If the actual CPI figure is higher than expected, it could lead to doubts about aggressive Fed rate cuts, potentially impacting Gold prices negatively.
Therefore, if the Fed cuts rates, Gold prices could rise as lower interest rates make holding Gold more attractive compared to interest-bearing assets. Higher rate cut expectations generally boost Gold demand.
Geopolitical Tensions Drive Gold Prices Up Amid Gaza Conflict
On the geopolitical front, Gold is rising as investors seek safe-haven assets amid fears that the Gaza conflict will escalate.
According to Israeli Defence Minister Yoav Gallant, Israel expects a large-scale military attack from Iran, which could further destabilize the region.
Recent Israeli attacks have killed at least 25 Palestinians in the past 24 hours, and since October 7, about 1.8% of Gaza’s population has been killed, with most victims under 30.
Hezbollah has also intensified the conflict by launching rockets into northern Israel, targeting several towns.
Hamas is urging the US, Qatar, and Egypt to implement a ceasefire plan proposed by President Joe Biden rather than continue with negotiations.

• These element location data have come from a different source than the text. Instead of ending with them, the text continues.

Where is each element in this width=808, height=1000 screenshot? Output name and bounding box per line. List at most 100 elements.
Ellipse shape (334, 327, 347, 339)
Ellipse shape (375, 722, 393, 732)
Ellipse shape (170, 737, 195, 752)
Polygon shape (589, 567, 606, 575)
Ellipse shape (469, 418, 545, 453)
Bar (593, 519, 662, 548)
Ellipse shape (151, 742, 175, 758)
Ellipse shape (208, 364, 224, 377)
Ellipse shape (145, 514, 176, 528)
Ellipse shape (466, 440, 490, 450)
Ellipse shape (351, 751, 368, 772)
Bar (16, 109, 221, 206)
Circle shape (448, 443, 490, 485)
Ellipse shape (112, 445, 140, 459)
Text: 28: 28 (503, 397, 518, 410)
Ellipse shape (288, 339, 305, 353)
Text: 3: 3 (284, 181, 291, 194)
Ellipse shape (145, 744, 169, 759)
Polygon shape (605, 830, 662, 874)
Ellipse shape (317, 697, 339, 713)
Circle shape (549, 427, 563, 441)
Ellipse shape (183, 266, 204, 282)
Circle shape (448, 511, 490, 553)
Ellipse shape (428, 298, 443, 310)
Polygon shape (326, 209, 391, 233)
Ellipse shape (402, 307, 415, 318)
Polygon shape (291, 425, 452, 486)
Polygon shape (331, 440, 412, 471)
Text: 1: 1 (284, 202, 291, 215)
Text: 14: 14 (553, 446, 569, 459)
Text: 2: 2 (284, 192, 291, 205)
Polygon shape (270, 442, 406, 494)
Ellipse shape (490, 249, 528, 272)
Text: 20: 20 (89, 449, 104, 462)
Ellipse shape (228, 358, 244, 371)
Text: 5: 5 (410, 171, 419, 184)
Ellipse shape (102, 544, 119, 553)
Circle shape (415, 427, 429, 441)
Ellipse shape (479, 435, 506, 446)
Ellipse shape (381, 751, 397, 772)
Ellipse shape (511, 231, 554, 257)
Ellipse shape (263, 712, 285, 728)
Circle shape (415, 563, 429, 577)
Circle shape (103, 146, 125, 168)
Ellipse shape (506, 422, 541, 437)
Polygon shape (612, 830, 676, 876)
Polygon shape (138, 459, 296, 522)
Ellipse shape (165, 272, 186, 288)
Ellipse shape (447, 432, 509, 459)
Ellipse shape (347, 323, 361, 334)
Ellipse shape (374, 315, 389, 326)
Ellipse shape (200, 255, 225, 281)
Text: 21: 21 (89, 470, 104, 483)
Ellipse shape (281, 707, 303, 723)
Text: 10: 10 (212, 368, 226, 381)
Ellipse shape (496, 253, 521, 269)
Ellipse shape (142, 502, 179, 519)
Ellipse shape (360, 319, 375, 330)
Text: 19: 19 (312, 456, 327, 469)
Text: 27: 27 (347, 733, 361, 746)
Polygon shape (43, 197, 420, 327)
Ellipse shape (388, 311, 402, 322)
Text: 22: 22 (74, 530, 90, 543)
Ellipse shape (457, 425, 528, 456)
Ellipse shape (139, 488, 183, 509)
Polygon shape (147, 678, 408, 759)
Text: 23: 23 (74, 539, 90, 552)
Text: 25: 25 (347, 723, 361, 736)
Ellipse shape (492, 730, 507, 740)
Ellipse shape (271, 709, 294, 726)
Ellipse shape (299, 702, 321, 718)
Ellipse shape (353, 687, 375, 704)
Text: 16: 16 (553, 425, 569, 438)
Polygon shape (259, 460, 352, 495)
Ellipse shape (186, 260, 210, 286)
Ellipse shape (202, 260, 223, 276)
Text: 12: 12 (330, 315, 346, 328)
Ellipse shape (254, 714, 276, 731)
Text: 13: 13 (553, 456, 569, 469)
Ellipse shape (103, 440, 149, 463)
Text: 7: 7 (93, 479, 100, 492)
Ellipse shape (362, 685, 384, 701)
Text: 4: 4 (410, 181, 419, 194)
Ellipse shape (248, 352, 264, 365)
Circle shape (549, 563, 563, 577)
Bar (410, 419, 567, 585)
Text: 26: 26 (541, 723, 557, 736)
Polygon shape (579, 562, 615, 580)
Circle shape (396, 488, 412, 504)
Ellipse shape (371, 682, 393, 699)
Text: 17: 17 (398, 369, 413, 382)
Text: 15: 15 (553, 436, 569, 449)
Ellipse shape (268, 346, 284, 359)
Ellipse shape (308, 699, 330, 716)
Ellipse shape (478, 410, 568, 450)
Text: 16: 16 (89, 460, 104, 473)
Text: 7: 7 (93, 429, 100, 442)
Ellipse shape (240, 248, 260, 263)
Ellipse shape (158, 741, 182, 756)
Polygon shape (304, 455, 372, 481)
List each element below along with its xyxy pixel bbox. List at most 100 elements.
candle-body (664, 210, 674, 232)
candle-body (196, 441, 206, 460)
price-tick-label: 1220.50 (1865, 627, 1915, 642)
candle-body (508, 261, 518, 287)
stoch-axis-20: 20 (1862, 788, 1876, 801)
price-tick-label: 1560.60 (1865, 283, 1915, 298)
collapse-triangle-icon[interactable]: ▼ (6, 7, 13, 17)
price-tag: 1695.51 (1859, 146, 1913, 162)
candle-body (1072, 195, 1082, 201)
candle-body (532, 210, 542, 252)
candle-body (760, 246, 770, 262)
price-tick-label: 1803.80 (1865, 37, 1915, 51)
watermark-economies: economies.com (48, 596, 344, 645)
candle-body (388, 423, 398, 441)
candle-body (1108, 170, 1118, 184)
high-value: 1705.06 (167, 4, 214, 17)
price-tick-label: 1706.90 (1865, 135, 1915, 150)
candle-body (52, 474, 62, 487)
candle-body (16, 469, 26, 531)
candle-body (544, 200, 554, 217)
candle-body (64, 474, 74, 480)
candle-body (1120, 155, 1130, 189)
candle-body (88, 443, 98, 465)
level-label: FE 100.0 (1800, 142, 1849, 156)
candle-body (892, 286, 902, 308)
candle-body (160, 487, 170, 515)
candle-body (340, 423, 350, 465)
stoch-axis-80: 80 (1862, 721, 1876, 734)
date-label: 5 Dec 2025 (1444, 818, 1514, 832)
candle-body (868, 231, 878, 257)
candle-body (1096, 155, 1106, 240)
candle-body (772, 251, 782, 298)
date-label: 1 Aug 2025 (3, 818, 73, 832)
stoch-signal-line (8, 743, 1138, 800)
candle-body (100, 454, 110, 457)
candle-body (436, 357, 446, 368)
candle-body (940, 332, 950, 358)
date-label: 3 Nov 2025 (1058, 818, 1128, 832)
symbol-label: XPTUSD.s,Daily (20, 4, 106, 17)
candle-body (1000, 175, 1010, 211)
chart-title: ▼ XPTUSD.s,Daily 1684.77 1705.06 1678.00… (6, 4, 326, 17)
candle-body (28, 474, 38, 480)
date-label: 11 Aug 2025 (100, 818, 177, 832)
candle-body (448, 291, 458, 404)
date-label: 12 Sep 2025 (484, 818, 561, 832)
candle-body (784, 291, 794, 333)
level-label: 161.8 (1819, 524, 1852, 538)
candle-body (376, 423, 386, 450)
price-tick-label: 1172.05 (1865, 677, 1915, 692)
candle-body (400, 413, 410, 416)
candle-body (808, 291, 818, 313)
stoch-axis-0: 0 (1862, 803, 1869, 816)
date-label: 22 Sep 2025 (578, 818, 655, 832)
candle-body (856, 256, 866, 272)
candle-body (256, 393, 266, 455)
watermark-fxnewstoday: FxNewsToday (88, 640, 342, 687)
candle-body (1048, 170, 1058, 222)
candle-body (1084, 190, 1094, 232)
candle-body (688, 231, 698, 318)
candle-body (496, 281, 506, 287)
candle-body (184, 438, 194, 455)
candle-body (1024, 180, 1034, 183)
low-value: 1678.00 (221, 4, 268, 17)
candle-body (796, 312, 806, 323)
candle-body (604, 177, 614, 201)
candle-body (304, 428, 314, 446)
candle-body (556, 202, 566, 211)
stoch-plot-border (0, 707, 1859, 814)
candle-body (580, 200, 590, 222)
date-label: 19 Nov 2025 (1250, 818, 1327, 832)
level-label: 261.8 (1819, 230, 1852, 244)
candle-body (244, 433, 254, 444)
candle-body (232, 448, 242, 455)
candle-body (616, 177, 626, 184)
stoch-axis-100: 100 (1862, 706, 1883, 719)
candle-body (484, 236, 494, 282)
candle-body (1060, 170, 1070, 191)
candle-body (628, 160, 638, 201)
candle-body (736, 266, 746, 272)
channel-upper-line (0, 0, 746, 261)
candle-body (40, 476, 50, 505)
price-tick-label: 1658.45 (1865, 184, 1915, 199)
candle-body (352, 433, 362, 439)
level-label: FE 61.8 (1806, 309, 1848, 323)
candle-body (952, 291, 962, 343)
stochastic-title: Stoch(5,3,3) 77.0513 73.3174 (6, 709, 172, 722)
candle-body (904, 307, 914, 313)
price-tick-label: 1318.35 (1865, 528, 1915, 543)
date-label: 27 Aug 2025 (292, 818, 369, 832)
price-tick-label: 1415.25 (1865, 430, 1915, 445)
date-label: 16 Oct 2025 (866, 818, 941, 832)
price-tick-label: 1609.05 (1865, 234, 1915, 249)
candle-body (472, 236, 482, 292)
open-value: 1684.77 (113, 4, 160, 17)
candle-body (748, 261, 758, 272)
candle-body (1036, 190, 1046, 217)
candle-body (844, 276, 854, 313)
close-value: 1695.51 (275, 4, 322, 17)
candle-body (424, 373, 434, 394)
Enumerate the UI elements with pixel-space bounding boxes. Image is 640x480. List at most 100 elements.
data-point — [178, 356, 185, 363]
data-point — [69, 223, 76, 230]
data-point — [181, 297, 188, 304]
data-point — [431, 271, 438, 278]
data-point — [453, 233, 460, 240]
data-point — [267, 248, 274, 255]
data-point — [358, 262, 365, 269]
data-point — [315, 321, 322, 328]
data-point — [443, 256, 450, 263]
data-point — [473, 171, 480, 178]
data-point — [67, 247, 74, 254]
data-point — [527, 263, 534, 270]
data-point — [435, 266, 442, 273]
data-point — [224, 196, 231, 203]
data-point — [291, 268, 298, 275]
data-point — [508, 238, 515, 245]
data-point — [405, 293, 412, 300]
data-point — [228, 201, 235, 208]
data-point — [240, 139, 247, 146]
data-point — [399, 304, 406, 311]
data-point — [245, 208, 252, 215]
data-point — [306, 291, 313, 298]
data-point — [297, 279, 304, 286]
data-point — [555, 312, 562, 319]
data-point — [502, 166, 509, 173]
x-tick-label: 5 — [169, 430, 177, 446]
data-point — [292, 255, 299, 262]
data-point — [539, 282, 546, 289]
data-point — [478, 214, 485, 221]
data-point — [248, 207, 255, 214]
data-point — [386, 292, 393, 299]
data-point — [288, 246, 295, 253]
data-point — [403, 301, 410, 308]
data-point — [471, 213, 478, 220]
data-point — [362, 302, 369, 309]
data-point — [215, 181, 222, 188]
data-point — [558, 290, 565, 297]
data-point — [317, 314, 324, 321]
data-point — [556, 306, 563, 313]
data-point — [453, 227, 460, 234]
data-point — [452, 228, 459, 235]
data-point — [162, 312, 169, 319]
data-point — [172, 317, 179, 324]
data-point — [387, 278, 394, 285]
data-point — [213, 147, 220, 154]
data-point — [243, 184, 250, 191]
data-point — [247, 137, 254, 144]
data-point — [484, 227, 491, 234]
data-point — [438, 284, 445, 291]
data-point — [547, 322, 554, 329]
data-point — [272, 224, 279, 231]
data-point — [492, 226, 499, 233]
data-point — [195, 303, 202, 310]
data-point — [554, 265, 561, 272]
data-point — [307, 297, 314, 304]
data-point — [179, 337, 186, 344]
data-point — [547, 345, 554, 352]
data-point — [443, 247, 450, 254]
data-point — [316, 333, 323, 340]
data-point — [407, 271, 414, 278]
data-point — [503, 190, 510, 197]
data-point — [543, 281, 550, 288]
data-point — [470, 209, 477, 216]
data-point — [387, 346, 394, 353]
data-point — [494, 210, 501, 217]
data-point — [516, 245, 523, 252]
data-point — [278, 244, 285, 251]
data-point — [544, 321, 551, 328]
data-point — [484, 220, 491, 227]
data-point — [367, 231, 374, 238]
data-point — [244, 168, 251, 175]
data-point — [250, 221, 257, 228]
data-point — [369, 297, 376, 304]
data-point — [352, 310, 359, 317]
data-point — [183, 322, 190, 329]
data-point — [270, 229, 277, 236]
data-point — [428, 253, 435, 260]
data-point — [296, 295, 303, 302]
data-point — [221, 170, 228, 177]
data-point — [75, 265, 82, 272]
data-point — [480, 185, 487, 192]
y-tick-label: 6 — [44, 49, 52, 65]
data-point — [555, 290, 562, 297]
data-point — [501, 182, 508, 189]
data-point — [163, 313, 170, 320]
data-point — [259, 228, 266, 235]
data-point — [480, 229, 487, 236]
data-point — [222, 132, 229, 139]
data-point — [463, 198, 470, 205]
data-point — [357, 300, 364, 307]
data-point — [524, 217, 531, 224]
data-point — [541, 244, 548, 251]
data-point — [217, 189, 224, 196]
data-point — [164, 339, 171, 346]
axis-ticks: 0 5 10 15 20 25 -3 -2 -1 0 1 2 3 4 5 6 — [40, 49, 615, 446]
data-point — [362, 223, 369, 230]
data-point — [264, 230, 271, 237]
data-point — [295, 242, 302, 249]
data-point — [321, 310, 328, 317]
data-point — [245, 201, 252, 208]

The ongoing conflict has resulted in at least 39,897 deaths and 92,152 injuries in Gaza.
GOLD (XAU/USD) - Technical Analysis
Gold prices are currently hovering around $2,432.25, showing minimal movement with a slight decline of 0.01%.
The 4-hour chart reveals a cautious sentiment among traders as gold remains confined within a narrow trading range.
The immediate resistance is set at $2,431.41, just below the pivot point at $2,451.98. If the price breaks above this immediate resistance, we could see a rally toward the next resistance levels at $2,452.64 and $2,477.89.
Conversely, if the price fails to hold above the pivot point, immediate support is found at $2,380.82, with further downside potential leading to support at $2,354.48 and $2,335.02.
The 50-day Exponential Moving Average (EMA) is positioned at $2,420.84, which serves as a critical support level.
The current RSI reading of 58 suggests a neutral market sentiment with a slight bullish bias, indicating that the market may still have room to move higher before hitting overbought territory.
Given the technical setup, a buy position above the $2,420 level appears prudent, targeting a potential take profit at $2,450.
However, a stop-loss order should be placed just below $2,405 to manage risk in case of a downside reversal.